I learned a lot about Bruce. Much of the information on his early years was new to me: His first singing days in bands like Shots, and the details of his recruitment into Samson in 1979 at the age of 20. Bruce absolutely loves flying, perhaps at this stage of his life even more than Maiden and music. The last 40% of the book contains many stories and anecdotes about Bruce’s obsession with aviation, harrowing episodes in the cockpit of various aircraft, and eventually his purchase of a replica of the Red Barron’s legendary Fokker triplane. It also covers the band’s outfitting of Ed Force One, a custom Boeing 747 that carted the band around on their Book of Souls world tour.

The book is full of interesting anecdotes and details. I loved a story of his personal maturation and anger management breakthrough while on the Powerslave tour in 1985, told in the context of fencing and switching the foil from his right hand to his left hand:

I started again, but left-handed. I was slow and my coordination painful; the muscle memory was all wrong and had to be reprogrammed. My left arm tired quickly and my neck ached—it was twisted on the side from the headbanging injury. Various small muscles in my forearm had atrophied because of the disc problem. This was the rehab for my body, but it was like a revelation for my brain. The anger was gone. The will to win and the passion remained, but the pressure cooker had disappeared.

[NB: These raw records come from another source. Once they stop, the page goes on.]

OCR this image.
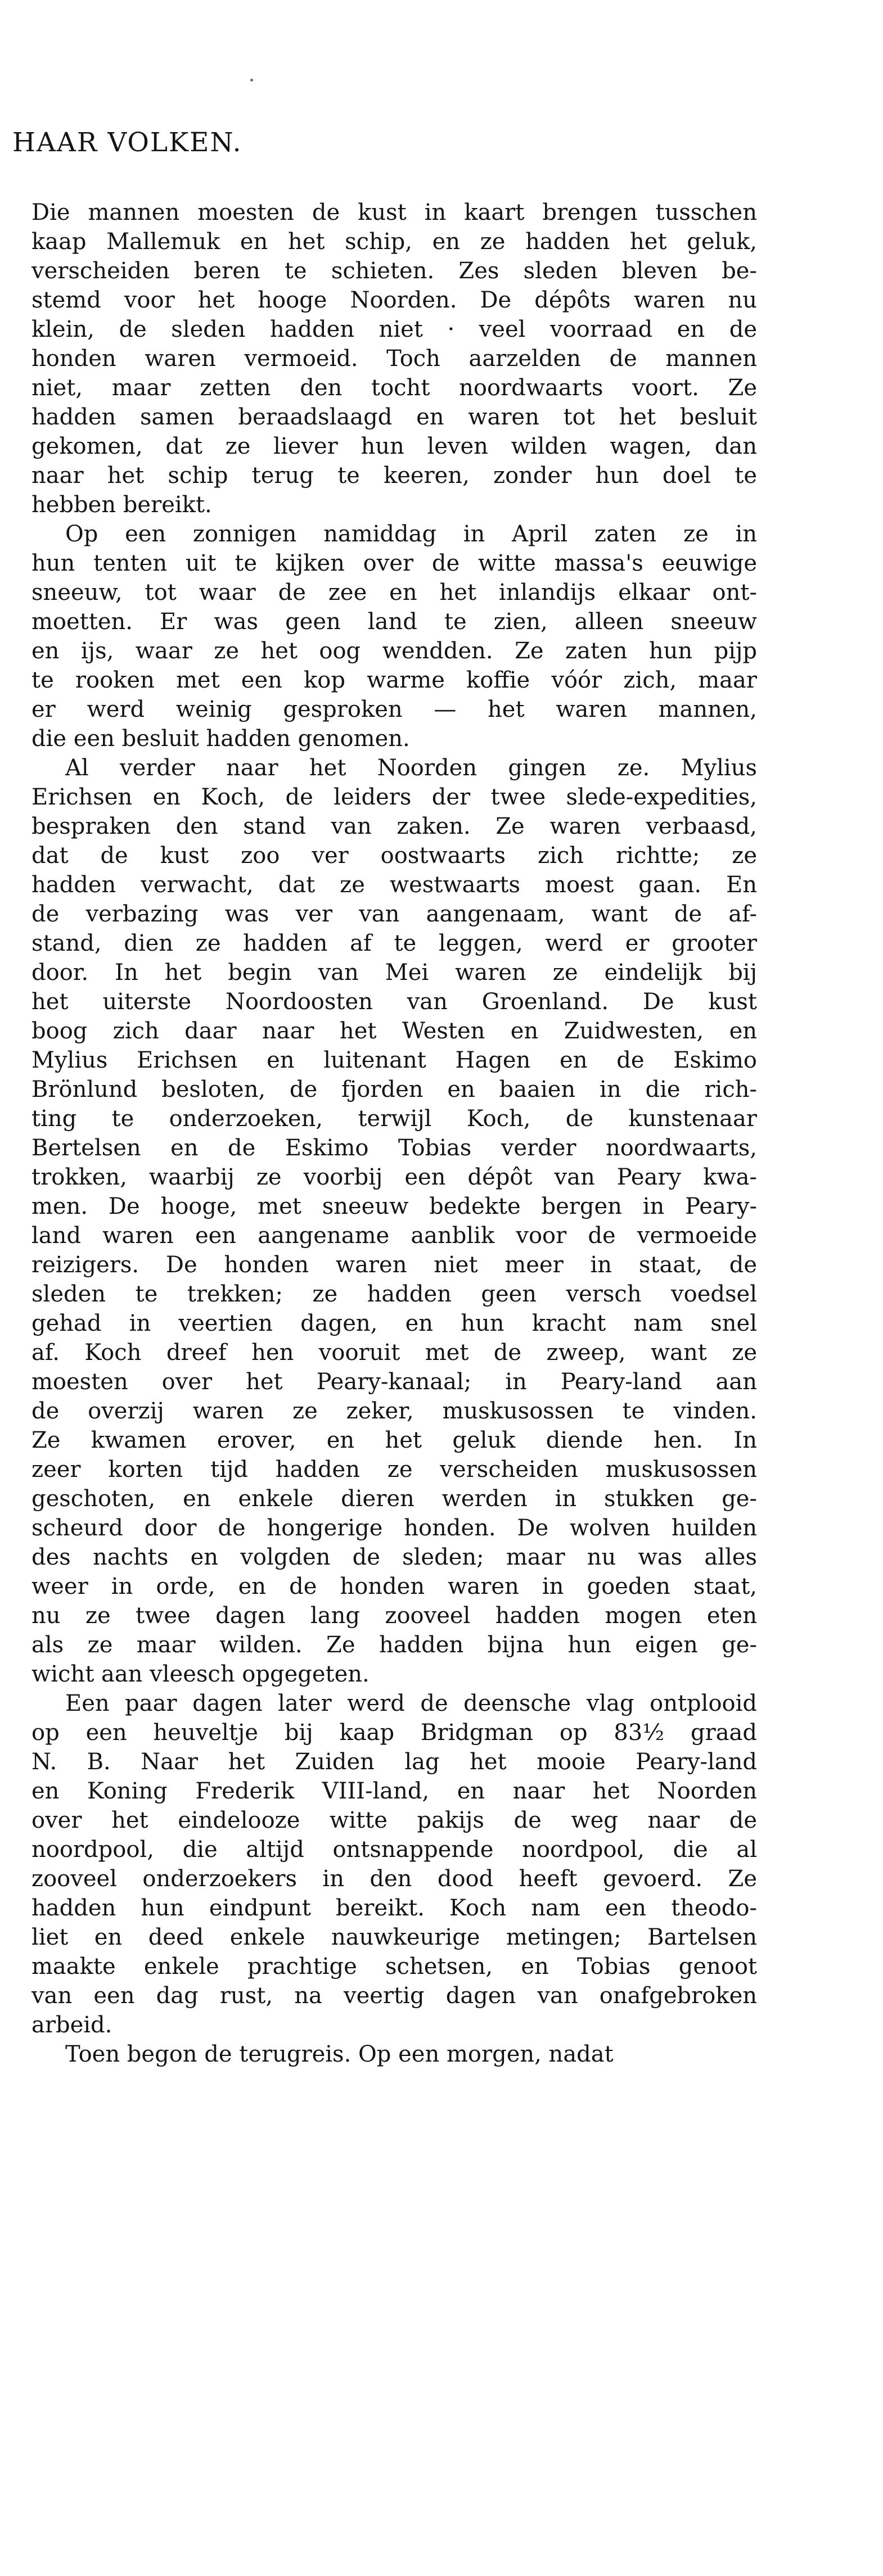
HAAR VOLKEN.
Die mannen moesten de kust in kaart brengen tusschen
kaap Mallemuk en het schip, en ze hadden het geluk,
verscheiden beren te schieten. Zes sleden bleven be-
stemd voor het hooge Noorden. De dépôts waren nu
klein, de sleden hadden niet · veel voorraad en de
honden waren vermoeid. Toch aarzelden de mannen
niet, maar zetten den tocht noordwaarts voort. Ze
hadden samen beraadslaagd en waren tot het besluit
gekomen, dat ze liever hun leven wilden wagen, dan
naar het schip terug te keeren, zonder hun doel te
hebben bereikt.
Op een zonnigen namiddag in April zaten ze in
hun tenten uit te kijken over de witte massa's eeuwige
sneeuw, tot waar de zee en het inlandijs elkaar ont-
moetten. Er was geen land te zien, alleen sneeuw
en ijs, waar ze het oog wendden. Ze zaten hun pijp
te rooken met een kop warme koffie vóór zich, maar
er werd weinig gesproken — het waren mannen,
die een besluit hadden genomen.
Al verder naar het Noorden gingen ze. Mylius
Erichsen en Koch, de leiders der twee slede-expedities,
bespraken den stand van zaken. Ze waren verbaasd,
dat de kust zoo ver oostwaarts zich richtte; ze
hadden verwacht, dat ze westwaarts moest gaan. En
de verbazing was ver van aangenaam, want de af-
stand, dien ze hadden af te leggen, werd er grooter
door. In het begin van Mei waren ze eindelijk bij
het uiterste Noordoosten van Groenland. De kust
boog zich daar naar het Westen en Zuidwesten, en
Mylius Erichsen en luitenant Hagen en de Eskimo
Brönlund besloten, de fjorden en baaien in die rich-
ting te onderzoeken, terwijl Koch, de kunstenaar
Bertelsen en de Eskimo Tobias verder noordwaarts,
trokken, waarbij ze voorbij een dépôt van Peary kwa-
men. De hooge, met sneeuw bedekte bergen in Peary-
land waren een aangename aanblik voor de vermoeide
reizigers. De honden waren niet meer in staat, de
sleden te trekken; ze hadden geen versch voedsel
gehad in veertien dagen, en hun kracht nam snel
af. Koch dreef hen vooruit met de zweep, want ze
moesten over het Peary-kanaal; in Peary-land aan
de overzij waren ze zeker, muskusossen te vinden.
Ze kwamen erover, en het geluk diende hen. In
zeer korten tijd hadden ze verscheiden muskusossen
geschoten, en enkele dieren werden in stukken ge-
scheurd door de hongerige honden. De wolven huilden
des nachts en volgden de sleden; maar nu was alles
weer in orde, en de honden waren in goeden staat,
nu ze twee dagen lang zooveel hadden mogen eten
als ze maar wilden. Ze hadden bijna hun eigen ge-
wicht aan vleesch opgegeten.
Een paar dagen later werd de deensche vlag ontplooid
op een heuveltje bij kaap Bridgman op 83½ graad
N. B. Naar het Zuiden lag het mooie Peary-land
en Koning Frederik VIII-land, en naar het Noorden
over het eindelooze witte pakijs de weg naar de
noordpool, die altijd ontsnappende noordpool, die al
zooveel onderzoekers in den dood heeft gevoerd. Ze
hadden hun eindpunt bereikt. Koch nam een theodo-
liet en deed enkele nauwkeurige metingen; Bartelsen
maakte enkele prachtige schetsen, en Tobias genoot
van een dag rust, na veertig dagen van onafgebroken
arbeid.
Toen begon de terugreis. Op een morgen, nadat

Also illuminating and was his harrowing account of the benefit concert he delivered during his solo career in war-torn Sarajevo, which I admit to missing at the time (hey, it was the mid-90s man. There was no internet and metal was not being covered on MTV or any other mainstream outlets). Dickinson took no pay for the concert, which several other major metal bands passed on. He witnessed live fire in the distance and saw bullet pocked cars, buildings reduced to rubble, and orphaned children by the score.

Bruce does not take himself very seriously, and is someone who prefers to plunge deeply into hobbies and master difficult skills and take on business ventures rather than dwell on his mistakes and failures, or engage in maudlin bouts of “why me”? self-pity, even during a rather harrowing bout of throat and neck cancer.

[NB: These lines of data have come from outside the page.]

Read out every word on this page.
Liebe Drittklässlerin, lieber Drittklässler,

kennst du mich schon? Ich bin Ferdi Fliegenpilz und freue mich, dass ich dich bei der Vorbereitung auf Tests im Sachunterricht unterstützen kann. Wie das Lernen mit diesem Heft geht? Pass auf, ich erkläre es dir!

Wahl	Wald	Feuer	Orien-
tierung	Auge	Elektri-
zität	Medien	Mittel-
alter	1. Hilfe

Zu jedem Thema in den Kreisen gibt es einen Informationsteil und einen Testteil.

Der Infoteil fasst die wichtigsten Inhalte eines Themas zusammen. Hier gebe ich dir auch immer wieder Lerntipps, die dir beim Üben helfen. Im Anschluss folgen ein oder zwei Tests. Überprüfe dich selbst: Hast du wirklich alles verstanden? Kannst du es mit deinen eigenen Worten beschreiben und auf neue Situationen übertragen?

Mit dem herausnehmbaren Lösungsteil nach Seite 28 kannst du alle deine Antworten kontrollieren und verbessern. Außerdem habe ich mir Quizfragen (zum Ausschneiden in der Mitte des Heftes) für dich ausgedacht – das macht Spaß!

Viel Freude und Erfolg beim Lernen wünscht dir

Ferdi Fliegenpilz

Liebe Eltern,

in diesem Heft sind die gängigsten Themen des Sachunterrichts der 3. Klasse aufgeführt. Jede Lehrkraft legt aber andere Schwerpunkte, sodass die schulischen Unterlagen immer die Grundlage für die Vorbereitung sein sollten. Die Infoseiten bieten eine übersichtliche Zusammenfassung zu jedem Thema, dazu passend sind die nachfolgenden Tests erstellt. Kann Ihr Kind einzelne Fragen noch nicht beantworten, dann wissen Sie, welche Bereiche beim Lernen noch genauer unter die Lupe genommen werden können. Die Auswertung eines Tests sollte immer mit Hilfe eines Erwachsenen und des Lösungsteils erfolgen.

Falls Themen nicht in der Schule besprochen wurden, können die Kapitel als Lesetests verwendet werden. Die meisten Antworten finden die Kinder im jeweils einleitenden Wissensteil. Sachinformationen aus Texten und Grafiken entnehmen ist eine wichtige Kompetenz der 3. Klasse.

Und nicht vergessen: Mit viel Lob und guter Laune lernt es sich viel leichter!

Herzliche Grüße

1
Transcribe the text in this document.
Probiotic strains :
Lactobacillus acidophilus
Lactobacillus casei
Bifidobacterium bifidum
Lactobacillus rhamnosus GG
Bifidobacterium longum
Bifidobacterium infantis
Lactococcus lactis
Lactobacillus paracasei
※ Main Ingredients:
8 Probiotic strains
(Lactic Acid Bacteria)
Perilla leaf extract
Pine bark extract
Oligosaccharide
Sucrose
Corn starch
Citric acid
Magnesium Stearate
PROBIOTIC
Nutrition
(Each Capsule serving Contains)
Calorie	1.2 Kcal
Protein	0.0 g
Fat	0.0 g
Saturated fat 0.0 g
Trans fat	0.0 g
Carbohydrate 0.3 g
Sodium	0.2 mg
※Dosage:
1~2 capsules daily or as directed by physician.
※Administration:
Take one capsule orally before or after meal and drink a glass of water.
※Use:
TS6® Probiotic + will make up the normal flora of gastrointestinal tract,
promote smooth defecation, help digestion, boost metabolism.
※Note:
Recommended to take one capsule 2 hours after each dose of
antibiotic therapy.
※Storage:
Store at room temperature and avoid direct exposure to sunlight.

I do agree with some of the criticisms of the book. One is that it’s not comprehensive. Bruce provides insight on the art and skill of fencing, flying, and singing, and the details of how he was diagnosed with and ultimately beat cancer. But other important events (his departure and return to Maiden, his process of writing songs, his deeply held beliefs religious or otherwise, political views, etc.) are all either skimmed over or left out entirely. What Does This Button Do? offers very little in the way of Bruce’s personal life. There is no mention of his wife or children or other relationships, other than a brief note of why he left them out in an afterword. There is very little details of behind the scenes band drama, save for some early clashes with Steve Harris over positioning on the stage and songwriting differences. Some 360-odd pages later there is still much more about Bruce I’d like to know. What Does this Button Do? Is a humorous, fun, and impressive recollection of what Dickinson did for the first 58 or so years of his life, but not a particularly illuminating look under the hood of who he is, and what makes him tick.

In fairness, however, I believe the absence of these elements is in fact a telling characteristic of Dickinson, who loves living life, and doing things, and acting, rather than reacting and deep reflection. We see enough emotion in his deep respect for the military and of the innocent victims of the siege of Sarajevo to know there is a real heart beating beneath the acerbic wit and Python-esque comedic optimism with which he seems to view the world and himself. Dickinson always looks on the bright side of life.

My rating: 8 out of 10 Eddies. A must-read for any Maiden fan, and of interest to rock and metal fans in general.